9a. Oil of lemon is the volatile oil obtained, by expression or alcoholic solution, from the fresh peel of the lemon (Citrus limonum L.), has an optical rotation (25° C.) of not less than +60° in a 100-millimeter tube, and contains not less than four (4) percent by weight of citral.

10. Terpeneless extract of lemon is the flavoring extract prepared by shaking oil of lemon with dilute alcohol, or by dissolving terpeneless oil of lemon in dilute alcohol, and contains not less than two-tenths (0.2) percent by weight of citral derived from oil of lemon.

10a. Terpeneless oil of lemon is oil of lemon from which all or nearly all of the terpenes have been removed.

11. Nutmeg extract is the flavoring extract prepared from oil of nutmeg, and contains not less than two (2) percent by volume of oil of nutmeg.

11a. Oil of nutmeg is the volatile oil obtained from nutmegs.

12. Orange extract is the flavoring extract prepared from oil of orange, or from orange peel, or both, and contains not less than five (5) percent by volume of oil of orange.
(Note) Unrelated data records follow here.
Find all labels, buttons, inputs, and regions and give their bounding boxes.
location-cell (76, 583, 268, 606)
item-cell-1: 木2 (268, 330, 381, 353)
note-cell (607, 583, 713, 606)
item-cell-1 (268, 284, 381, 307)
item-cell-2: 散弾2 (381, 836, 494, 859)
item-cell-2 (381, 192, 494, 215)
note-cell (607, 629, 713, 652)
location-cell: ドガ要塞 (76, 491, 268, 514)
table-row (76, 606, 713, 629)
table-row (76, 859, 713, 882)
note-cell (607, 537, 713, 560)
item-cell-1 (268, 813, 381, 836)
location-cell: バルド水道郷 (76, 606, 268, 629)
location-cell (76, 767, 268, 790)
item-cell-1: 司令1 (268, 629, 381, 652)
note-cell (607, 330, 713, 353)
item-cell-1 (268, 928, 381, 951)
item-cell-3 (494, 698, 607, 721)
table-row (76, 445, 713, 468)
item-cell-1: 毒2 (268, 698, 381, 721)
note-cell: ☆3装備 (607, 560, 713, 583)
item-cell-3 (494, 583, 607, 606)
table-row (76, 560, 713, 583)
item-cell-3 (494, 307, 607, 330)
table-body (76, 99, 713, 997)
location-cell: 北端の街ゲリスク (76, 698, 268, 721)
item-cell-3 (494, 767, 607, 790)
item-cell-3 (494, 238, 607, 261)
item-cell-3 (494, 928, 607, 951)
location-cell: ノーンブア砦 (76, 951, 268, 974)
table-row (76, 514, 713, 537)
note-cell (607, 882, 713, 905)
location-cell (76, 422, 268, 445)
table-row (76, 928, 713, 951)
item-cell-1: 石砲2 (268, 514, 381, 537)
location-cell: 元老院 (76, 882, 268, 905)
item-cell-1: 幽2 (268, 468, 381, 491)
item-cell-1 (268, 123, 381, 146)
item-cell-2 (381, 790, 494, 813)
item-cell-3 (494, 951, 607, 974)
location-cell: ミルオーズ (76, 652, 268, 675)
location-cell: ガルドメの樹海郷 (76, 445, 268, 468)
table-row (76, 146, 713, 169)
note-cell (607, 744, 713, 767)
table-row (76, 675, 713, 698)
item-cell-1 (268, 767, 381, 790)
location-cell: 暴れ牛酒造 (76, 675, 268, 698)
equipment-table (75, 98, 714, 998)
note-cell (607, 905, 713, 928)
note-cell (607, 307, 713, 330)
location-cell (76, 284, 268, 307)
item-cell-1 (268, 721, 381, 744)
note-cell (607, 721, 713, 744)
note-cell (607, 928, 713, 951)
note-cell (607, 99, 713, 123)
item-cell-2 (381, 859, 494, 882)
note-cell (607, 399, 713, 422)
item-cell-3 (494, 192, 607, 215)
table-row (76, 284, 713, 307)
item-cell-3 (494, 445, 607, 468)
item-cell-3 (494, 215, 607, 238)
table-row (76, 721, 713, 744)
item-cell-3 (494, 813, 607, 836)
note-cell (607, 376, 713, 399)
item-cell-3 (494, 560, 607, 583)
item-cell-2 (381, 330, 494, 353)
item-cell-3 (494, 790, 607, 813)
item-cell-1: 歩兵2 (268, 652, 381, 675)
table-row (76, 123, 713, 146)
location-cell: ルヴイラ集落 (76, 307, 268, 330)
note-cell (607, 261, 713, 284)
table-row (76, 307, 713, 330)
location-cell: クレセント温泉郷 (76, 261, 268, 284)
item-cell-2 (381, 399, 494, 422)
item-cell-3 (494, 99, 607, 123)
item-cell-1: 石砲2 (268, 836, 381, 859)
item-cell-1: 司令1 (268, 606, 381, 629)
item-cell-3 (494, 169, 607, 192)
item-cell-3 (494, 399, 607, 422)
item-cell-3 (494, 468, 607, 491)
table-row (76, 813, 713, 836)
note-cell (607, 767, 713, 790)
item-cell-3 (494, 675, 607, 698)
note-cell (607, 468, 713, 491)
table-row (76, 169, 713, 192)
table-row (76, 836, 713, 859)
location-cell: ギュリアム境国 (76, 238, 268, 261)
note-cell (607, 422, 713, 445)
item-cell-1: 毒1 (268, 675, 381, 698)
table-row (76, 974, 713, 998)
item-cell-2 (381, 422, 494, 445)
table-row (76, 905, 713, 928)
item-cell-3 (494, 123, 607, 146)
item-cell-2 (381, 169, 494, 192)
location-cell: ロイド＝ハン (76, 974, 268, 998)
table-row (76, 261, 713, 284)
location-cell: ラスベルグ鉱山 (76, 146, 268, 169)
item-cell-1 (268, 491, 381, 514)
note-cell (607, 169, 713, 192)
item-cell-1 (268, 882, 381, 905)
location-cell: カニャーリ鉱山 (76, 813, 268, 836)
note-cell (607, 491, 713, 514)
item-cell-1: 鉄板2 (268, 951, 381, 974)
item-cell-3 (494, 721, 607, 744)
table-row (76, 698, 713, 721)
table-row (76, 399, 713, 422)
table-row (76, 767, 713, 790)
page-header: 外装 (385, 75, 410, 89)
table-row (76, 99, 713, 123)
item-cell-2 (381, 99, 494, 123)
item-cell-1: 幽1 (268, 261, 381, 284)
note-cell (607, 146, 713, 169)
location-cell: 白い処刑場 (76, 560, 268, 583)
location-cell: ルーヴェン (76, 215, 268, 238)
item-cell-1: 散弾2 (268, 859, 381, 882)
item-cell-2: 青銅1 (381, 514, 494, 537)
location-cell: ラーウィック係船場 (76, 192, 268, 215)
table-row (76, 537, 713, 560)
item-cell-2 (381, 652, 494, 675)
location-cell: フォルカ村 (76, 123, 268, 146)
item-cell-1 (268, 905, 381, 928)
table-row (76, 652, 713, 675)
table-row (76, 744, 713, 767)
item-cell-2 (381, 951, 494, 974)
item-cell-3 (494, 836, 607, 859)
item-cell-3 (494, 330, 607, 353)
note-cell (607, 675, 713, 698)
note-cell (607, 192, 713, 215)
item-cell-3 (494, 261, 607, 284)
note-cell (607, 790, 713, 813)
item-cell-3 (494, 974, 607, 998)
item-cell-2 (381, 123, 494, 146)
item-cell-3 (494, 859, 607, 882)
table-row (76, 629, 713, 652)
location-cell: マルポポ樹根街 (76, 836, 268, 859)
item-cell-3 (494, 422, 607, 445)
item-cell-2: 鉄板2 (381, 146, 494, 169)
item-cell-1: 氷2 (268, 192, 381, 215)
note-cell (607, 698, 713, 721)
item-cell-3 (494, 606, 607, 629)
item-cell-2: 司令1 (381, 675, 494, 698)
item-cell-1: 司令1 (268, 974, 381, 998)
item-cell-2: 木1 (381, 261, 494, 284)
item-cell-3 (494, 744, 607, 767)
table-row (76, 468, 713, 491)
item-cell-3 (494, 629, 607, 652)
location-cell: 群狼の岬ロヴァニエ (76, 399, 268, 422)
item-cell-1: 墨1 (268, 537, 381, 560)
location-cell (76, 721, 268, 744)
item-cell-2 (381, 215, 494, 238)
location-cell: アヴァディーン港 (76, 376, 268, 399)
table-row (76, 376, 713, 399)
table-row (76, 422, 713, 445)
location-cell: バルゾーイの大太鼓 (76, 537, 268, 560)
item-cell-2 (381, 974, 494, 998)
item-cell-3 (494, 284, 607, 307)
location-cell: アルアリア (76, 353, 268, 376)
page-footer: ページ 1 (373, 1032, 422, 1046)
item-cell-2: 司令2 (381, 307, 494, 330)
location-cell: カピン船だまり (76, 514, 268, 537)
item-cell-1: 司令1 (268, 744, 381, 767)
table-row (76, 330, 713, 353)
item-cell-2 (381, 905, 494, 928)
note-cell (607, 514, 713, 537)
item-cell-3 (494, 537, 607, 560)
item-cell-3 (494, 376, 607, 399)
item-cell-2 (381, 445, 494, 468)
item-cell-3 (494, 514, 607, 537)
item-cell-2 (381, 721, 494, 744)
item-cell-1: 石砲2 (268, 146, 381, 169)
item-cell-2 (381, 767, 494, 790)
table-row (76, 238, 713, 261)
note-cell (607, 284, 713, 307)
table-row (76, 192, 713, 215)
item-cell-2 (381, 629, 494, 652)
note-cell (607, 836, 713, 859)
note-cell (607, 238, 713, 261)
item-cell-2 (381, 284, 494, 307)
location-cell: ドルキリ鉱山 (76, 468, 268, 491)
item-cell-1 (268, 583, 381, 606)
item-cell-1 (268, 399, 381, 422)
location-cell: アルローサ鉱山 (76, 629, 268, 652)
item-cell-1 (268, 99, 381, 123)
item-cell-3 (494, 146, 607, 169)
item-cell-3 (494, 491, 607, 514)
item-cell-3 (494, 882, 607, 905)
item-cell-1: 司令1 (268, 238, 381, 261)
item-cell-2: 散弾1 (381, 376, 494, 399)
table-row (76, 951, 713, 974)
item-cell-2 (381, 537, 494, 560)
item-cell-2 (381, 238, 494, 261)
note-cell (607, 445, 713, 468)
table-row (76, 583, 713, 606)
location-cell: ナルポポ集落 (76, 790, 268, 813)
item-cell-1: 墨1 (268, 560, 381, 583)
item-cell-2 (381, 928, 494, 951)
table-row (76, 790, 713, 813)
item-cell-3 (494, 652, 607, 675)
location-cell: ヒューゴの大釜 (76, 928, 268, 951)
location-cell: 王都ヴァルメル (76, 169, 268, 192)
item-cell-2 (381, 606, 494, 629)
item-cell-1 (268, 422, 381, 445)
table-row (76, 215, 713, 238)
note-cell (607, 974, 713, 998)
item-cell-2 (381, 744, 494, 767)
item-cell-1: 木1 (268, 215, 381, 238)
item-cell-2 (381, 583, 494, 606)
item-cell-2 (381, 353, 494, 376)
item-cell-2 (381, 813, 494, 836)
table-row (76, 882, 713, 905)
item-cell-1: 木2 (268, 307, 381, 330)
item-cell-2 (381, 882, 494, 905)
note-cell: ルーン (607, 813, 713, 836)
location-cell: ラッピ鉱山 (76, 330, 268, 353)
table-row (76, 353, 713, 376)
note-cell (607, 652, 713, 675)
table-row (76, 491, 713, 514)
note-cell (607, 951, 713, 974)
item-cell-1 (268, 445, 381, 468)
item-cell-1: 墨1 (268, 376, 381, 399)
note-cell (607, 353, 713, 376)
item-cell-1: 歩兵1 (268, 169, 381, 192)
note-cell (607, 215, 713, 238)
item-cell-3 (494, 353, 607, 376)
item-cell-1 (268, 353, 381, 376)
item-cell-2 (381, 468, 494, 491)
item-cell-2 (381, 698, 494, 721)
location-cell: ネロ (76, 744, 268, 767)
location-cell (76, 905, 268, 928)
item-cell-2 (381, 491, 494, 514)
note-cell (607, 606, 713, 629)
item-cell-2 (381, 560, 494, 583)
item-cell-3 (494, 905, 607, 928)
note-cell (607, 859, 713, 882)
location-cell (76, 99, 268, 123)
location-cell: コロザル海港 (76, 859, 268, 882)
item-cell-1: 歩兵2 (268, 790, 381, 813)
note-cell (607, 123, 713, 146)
12a. Oil of orange is the volatile oil obtained, by expression or alcoholic solution, from the fresh peel of the orange (Citrus aurantium L.) and has an optical rotation (25° C.) of not less than +95° in a 100-millimeter tube.

13. Terpeneless extract of orange is the flavoring extract prepared by shaking oil of orange with dilute alcohol, or by dissolving terpeneless oil of orange in dilute alcohol, and corresponds in flavoring strength to orange extract.

13a. Terpeneless oil of orange is oil of orange from which all or nearly all of the terpenes have been removed.